日誌

2019年12月の記事一覧

パプリカ合唱隊


  保護者の皆さんから、「挨拶が進んでできない」というアンケート結果をいただきました。そうした声を受けてか、3年生、5年生では、総合の授業や学級会で、挨拶について話し合い時間をもってくれました。教室ではやる気満々の子どもたちです。さあ、学校の外では……

 その週の寒い朝のことです。太田スポーツから上ってくる坂道より、何やら声が聞こえてきます。耳を澄まして聞いてみると、どこかで聞き覚えのある歌です。それも一人の声ではなく、何人かの歌声です。その朝は、冷え込みが厳しく、立っているだけで寒さがぞくぞくと身に染みてきます。私は凍えながら、彼らがこちらに来るのを待つことにしました。坂道を上ってくる彼らは、明るく笑顔でこちらに近づいてきます。寒さなど微塵も感じていないようです。

坂道を上りきると、その歌声はさらに大きく聞こえました。さあ、いよいよ曲のサビの部分に入ろうとしたとき、私の姿を認めた子どもたちは、急に歌うのをやめ、大きな声で叫びました。

「おはようございます」

「ああ、おはようございます」と私は挨拶を返し、「何という曲?」と聞くと、子どもたちは一斉に笑顔で「パプリカ」と答えてくれました。

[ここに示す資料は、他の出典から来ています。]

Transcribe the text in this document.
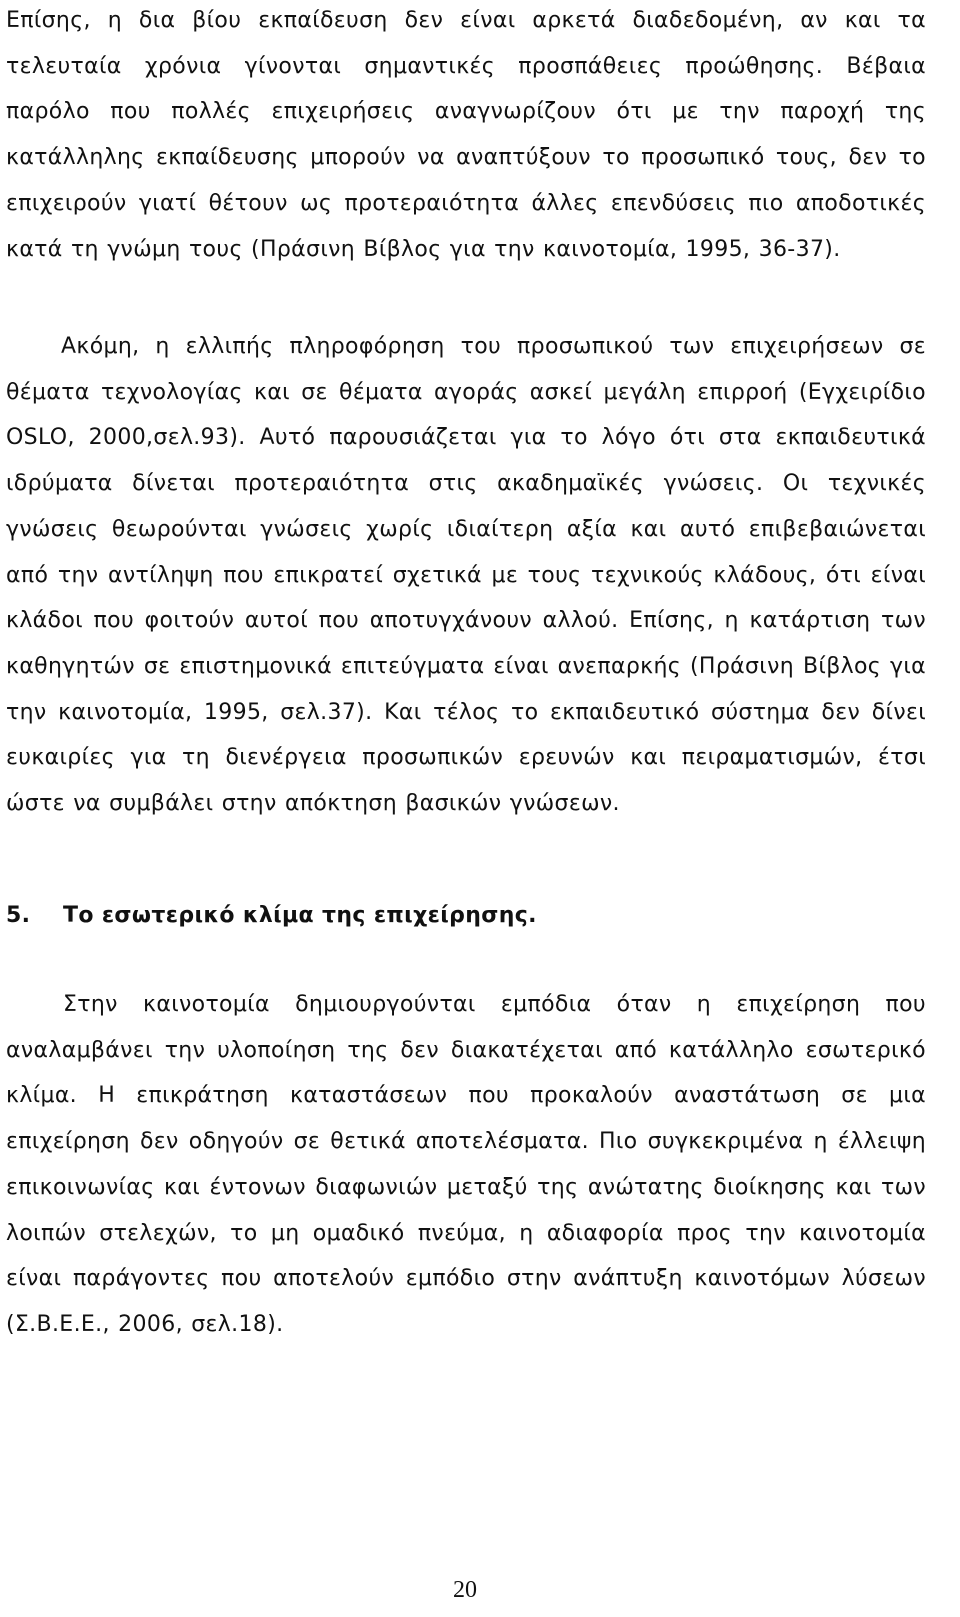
Επίσης, η δια βίου εκπαίδευση δεν είναι αρκετά διαδεδομένη, αν και τα τελευταία χρόνια γίνονται σημαντικές προσπάθειες προώθησης. Βέβαια παρόλο που πολλές επιχειρήσεις αναγνωρίζουν ότι με την παροχή της κατάλληλης εκπαίδευσης μπορούν να αναπτύξουν το προσωπικό τους, δεν το επιχειρούν γιατί θέτουν ως προτεραιότητα άλλες επενδύσεις πιο αποδοτικές κατά τη γνώμη τους (Πράσινη Βίβλος για την καινοτομία, 1995, 36-37).

Ακόμη, η ελλιπής πληροφόρηση του προσωπικού των επιχειρήσεων σε θέματα τεχνολογίας και σε θέματα αγοράς ασκεί μεγάλη επιρροή (Εγχειρίδιο OSLO, 2000,σελ.93). Αυτό παρουσιάζεται για το λόγο ότι στα εκπαιδευτικά ιδρύματα δίνεται προτεραιότητα στις ακαδημαϊκές γνώσεις. Οι τεχνικές γνώσεις θεωρούνται γνώσεις χωρίς ιδιαίτερη αξία και αυτό επιβεβαιώνεται από την αντίληψη που επικρατεί σχετικά με τους τεχνικούς κλάδους, ότι είναι κλάδοι που φοιτούν αυτοί που αποτυγχάνουν αλλού. Επίσης, η κατάρτιση των καθηγητών σε επιστημονικά επιτεύγματα είναι ανεπαρκής (Πράσινη Βίβλος για την καινοτομία, 1995, σελ.37). Και τέλος το εκπαιδευτικό σύστημα δεν δίνει ευκαιρίες για τη διενέργεια προσωπικών ερευνών και πειραματισμών, έτσι ώστε να συμβάλει στην απόκτηση βασικών γνώσεων.

5. Το εσωτερικό κλίμα της επιχείρησης.

Στην καινοτομία δημιουργούνται εμπόδια όταν η επιχείρηση που αναλαμβάνει την υλοποίηση της δεν διακατέχεται από κατάλληλο εσωτερικό κλίμα. Η επικράτηση καταστάσεων που προκαλούν αναστάτωση σε μια επιχείρηση δεν οδηγούν σε θετικά αποτελέσματα. Πιο συγκεκριμένα η έλλειψη επικοινωνίας και έντονων διαφωνιών μεταξύ της ανώτατης διοίκησης και των λοιπών στελεχών, το μη ομαδικό πνεύμα, η αδιαφορία προς την καινοτομία είναι παράγοντες που αποτελούν εμπόδιο στην ανάπτυξη καινοτόμων λύσεων (Σ.Β.Ε.Ε., 2006, σελ.18).

20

その後、子どもたちは、角を曲がり、西門に向かいました。そして、しばらくすると、再びパプリカが始まりました。私は、後ろ姿を眺めながら、彼らを「パプリカ合唱隊」と勝手に名づけました。寒い朝でしたが、合唱隊の元気な歌声と挨拶に、何とも気持ちのよい朝となりました。 

  冬場の登校は、冷たく気が重いもの、おそらくパプリカ合唱隊の中にも、そういう子はいたに違いありません。しかし、歌声と仲間の力で、元気な朝を迎えることができたのです。見ると合唱隊は、今はもう学校に到着するところでした。 

マラソンの宝物


 今年度本校に赴任した川島先生は、マラソンが趣味だそうです。日本各地のマラソン大会に参加している、42.195㎞を走るまさしくレジェンドです。「あんなにつらい競技、なぜ走り続けるの?」と私が聞くと、「走るのが楽しいから」と答えがあっさりと返ってきました。どんなことに対してもやはり「好きである」ことが向上の第一歩であると、改めてわかります。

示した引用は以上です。